Pas uniquement la « Symphonie fantastique »
La New Berlioz Edition est terminée
La clôture de la publication de la « New Berlioz Edition », l’édition intégrale historique et critique de toutes les œuvres d’Hector Berlioz (1803–1869), sera célébrée en grande pompe à Londres, le 3 mai 2006.
Arrivée à son terme, l’édition intégrale compte 23 volumes de musique, parfois en plusieurs tomes, et trois volumes de suppléments. Outre les opéras, elle comprend toutes les symphonies, ouvertures, œuvres chorales, mélodies et œuvres annexes.
Cette grande entreprise, lancée par un groupe de musiciens et musicologues anglais, a commencé ses travaux en 1965 après avoir reçu l’assurance d’une subvention de la Fondation Gulbenkian de Lisbonne. L’édition a été confiée au Bärenreiter-Verlag. Le premier volume, comprenant la « Symphonie Funèbre et Triomphale », a été présenté en 1967 au cours d’un concert du Royal Liverpool Orchestra placé sous la direction de Charles Groves. Le responsable de l’édition de ce volume était Hugh Macdonald, qui était également responsable général de l’édition intégrale. 1969, année du centenaire de la mort d’Hector Berlioz, vit la parution des trois tomes de son opéra « Les Troyens ». Le responsable de l’édition était une fois encore Hugh Macdonald.

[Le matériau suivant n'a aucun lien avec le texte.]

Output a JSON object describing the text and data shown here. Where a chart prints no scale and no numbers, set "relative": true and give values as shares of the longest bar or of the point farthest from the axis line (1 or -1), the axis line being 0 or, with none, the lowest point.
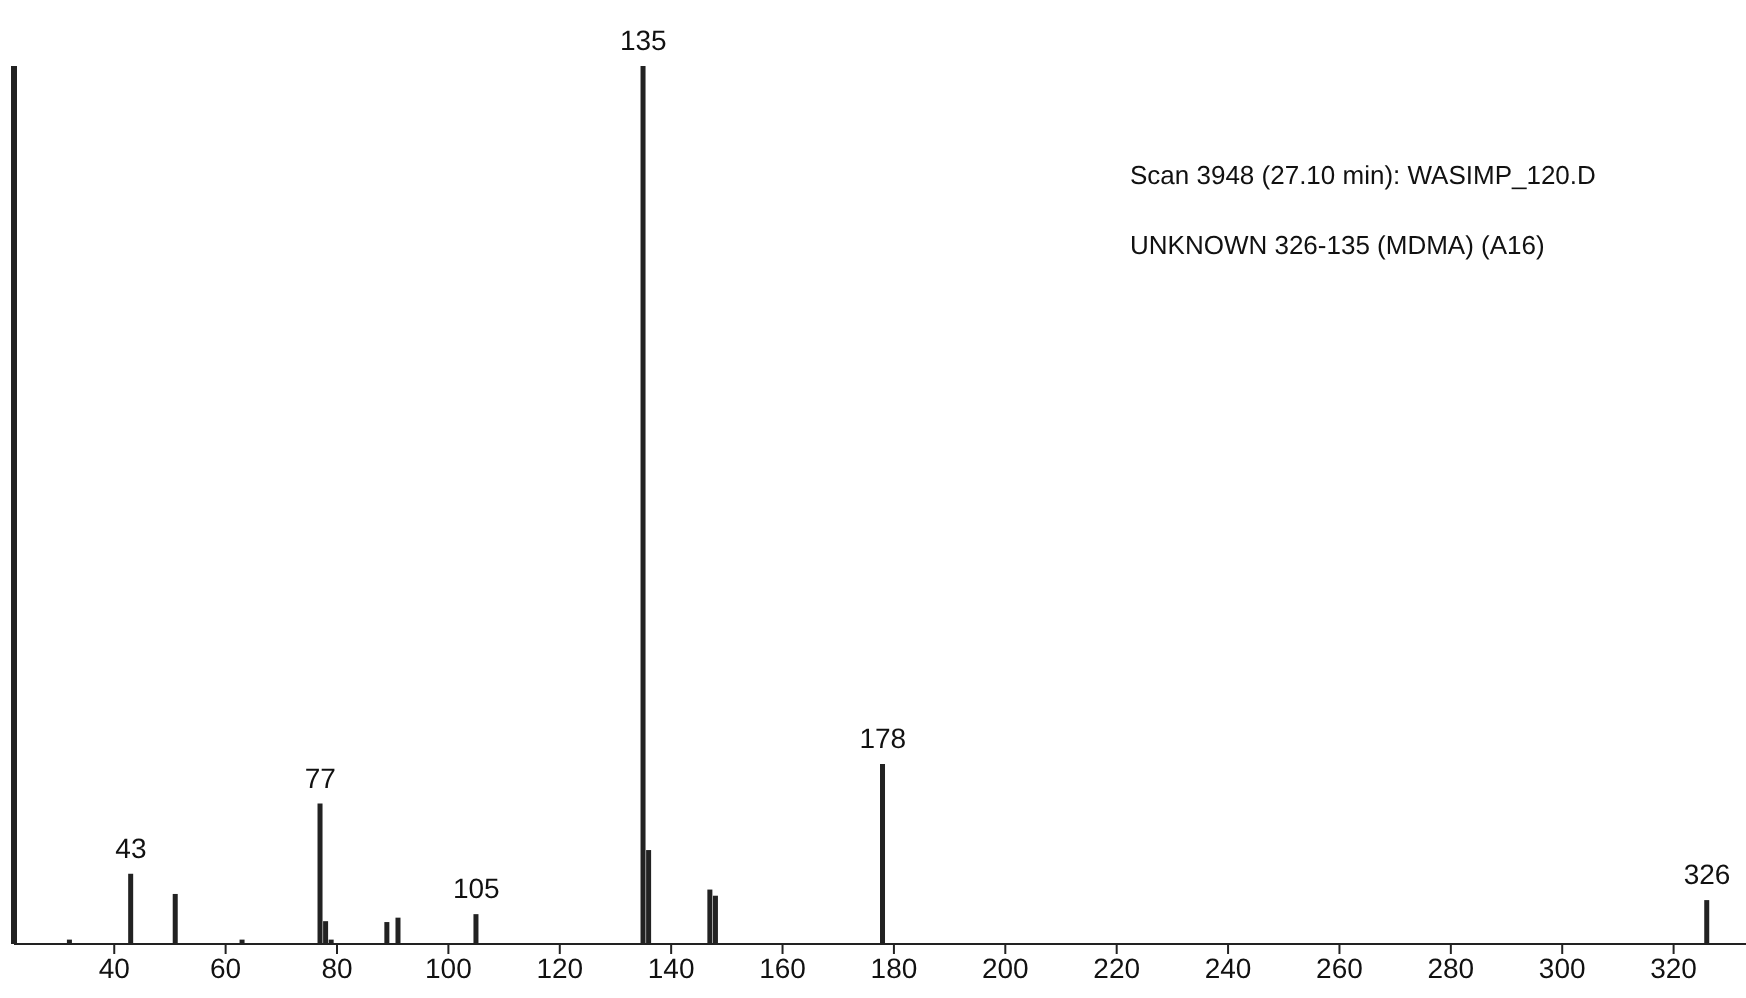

« Les Troyens » est aujourd’hui considéré comme le chef-d’œuvre de l’opéra du XIXème siècle et se trouve régulièrement à l’affiche des grandes scènes lyriques mondiales, à côté des trois autres grandes œuvres scéniques du compositeur français : « Benvenuto Cellini », « Béatrice et Bénédict » et « La Damnation de Faust ».
Lorsqu’on retrouva en 1992 dans une église d’Anvers la « Messe solennelle » de Berlioz, sa première œuvre de vaste distribution que l’on croyait perdue, cela fit l’effet d’une bombe. Un an plus tard, elle était publiée comme volume 23 de l’édition intégrale. D’autres premières éditions furent celles des opéras inachevés, mais pas de moindre importance, « Les francs-juges » et « La nonne sanglante ».
Deux volumes sont consacrés aux arrangements que Berlioz fit d’œuvres d’autres compositeurs, dont « Orphée » de Gluck et « Le Freischütz » de Weber.
Les trois volumes de suppléments comportent le « Grand Traité d’instrumentation et d’orches-tration modernes », ce célèbre traité de la plume de Berlioz (volume 24), le Catalogue d’œuvres publié en 1987 par D. Kern Holoman (volume 25), et le volume 26 comprend la récapitulation complète de tous les célèbres portraits de Berlioz.
De nombreux musicologues et chefs d’orchestre ont collaboré étroitement à la « New Berlioz Edition » : citons David Cairns, John Warrack, Ian Kemp, Paul Banks, Richard Macnutt, Sir Colin Davis, Joël-Marie Fauquet, Jürgen Kindermann, Nicholas Temperley, David Lloyd-Jones et Ian Rumbold. Ils ont tous permis que l’édition intégrale constitue aujourd’hui une assise fondamentale pour la connaissance du compositeur et pour l’interprétation professionnelle des œuvres de Berlioz.